Here, -120 is negative, so must use a signed representation.
However, 140 itself does not fit in 8-bit signed, so in 8 bits, must use an unsigned representation.
This combination is not supported by the hardware — while the addition will work to give a truncated result, the hardware will not give you meaningful information in the flags if you perform 8-bit addition.
(The flags for an 8-bit addition are meaningful if both operands are 8-bit signed or else if both operands are 8-bit unsigned, but they are not always meaningful when mixing the two data types: in particular when the values involved are sufficiently large such that the upper bits are in use, as is the case with -120signed 8 bit and 140unsigned 8 bit)
The approach to use to get proper results here is to convert both numbers to a larger data size that will accommodate both numbers (it will be a signed data type so it can accommodate -120, and of course, the method of conversion will differ for the two operands as they are different data types).
So, convert -120 from 8 bit to 16 bit (or larger) by sign extension.

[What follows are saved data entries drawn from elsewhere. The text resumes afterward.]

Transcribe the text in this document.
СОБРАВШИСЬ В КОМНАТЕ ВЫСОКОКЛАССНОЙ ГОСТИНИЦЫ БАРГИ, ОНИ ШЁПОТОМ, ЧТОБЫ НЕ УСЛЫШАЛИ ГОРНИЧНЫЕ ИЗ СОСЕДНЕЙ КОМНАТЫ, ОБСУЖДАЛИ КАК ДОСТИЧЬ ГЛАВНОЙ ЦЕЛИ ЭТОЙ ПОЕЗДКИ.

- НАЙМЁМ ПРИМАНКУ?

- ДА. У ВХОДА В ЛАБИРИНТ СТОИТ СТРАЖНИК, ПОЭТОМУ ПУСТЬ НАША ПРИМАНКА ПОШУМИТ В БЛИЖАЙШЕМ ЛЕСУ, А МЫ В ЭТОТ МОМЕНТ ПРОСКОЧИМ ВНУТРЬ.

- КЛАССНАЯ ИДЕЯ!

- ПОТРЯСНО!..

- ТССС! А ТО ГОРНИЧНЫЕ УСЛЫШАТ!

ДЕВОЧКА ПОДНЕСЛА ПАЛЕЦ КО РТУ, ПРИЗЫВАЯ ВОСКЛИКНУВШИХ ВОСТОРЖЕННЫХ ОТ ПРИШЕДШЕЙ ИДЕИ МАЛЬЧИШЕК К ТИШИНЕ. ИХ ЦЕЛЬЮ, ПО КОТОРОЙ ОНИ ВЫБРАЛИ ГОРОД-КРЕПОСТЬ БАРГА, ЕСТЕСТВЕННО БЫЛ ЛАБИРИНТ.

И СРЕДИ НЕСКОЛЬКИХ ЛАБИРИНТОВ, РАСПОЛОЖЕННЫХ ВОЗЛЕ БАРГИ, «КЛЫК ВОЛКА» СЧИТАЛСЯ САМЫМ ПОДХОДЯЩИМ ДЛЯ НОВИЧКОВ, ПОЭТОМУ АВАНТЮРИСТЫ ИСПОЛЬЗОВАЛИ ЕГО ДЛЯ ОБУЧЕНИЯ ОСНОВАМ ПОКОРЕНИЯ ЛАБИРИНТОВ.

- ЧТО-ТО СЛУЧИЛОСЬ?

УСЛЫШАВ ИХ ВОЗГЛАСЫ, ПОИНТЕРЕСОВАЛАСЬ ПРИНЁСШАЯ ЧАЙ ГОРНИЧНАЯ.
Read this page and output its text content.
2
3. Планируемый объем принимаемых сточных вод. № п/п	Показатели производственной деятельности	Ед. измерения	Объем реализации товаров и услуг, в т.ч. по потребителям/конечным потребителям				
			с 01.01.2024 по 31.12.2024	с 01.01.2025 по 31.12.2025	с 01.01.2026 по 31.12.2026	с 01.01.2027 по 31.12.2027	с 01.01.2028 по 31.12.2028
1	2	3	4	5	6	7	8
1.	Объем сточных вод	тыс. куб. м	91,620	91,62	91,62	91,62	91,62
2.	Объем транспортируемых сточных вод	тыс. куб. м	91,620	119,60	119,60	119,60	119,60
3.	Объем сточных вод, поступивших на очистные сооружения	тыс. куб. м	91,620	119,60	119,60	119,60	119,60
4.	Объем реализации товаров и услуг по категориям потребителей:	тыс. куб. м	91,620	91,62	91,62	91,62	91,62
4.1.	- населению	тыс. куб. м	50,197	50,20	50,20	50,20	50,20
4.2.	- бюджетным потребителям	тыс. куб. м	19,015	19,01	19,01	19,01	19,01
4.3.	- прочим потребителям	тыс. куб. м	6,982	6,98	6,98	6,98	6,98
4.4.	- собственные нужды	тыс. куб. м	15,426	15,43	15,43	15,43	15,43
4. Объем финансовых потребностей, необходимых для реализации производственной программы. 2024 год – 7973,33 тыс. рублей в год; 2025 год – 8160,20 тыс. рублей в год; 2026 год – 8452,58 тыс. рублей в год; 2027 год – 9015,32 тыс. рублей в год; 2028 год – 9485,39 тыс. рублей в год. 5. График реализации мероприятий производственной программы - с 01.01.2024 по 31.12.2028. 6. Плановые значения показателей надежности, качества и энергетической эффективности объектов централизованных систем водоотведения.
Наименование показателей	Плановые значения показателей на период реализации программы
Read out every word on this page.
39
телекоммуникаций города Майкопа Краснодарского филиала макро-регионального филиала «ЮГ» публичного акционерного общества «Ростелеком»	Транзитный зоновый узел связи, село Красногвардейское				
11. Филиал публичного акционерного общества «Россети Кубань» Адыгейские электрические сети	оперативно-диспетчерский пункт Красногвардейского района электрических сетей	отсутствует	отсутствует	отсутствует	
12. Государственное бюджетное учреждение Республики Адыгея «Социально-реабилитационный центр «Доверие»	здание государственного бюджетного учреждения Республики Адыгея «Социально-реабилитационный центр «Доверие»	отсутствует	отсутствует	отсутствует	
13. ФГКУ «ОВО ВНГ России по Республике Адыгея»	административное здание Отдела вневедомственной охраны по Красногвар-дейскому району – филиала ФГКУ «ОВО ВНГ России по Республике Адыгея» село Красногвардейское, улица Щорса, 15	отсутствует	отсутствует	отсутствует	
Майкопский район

And, convert 140 from 8 bit to 16 bit (or larger) by zero extension.
Then you can perform addition and get a signed result, with a meaningful overflow flag. Of course that particular computation won't overflow in 16 bits — in fact, no addition in 16 bits that started with two 8-bit values can overflow.
However, if you want to take it back to 8 bits, you can check to see if it fits in that size & data type. For all practical purposes, in this scenario the upper 8 bits of the 16-bit result contains the overflow information of interest regarding the lower 8-bit result, rather than that information being in the flags (overflow/carry).
First, decide which 8-bit data type you want to check: as to signed or unsigned. There are several approaches that would work, but a simple one is to truncate the 16-bit value to 8 bits, the expand it back from 8 to 16, and see if that newly expanded 16 equals the original 16-bit result.
For signed 8 bit, you would truncate the 16-bit result to 8 bits and then sign extend it back to 16-bits, then to compare with the original 16-bit value. If it differs the value didn't fit in 8-bits signed.
The same with unsigned 8 bit: truncate the 16-bit result to 8 bits and zero extend it back to 16 bits to compare with the original, if it doesn't compare equal then it doesn't fit in 8-bits unsigned.
Alternately, from the 16-bit original result, you can examine the sign bit of the low 8-bit value and the value of the upper 8 bits. If all the upper bits are the same bit value as the sign bit of the lower 8 bits then the 16-bit result will fit in 8-bits signed without loss.
For unsigned, if the upper 8 bits are 0 the lower 8 will fit in 8-bit unsigned without loss.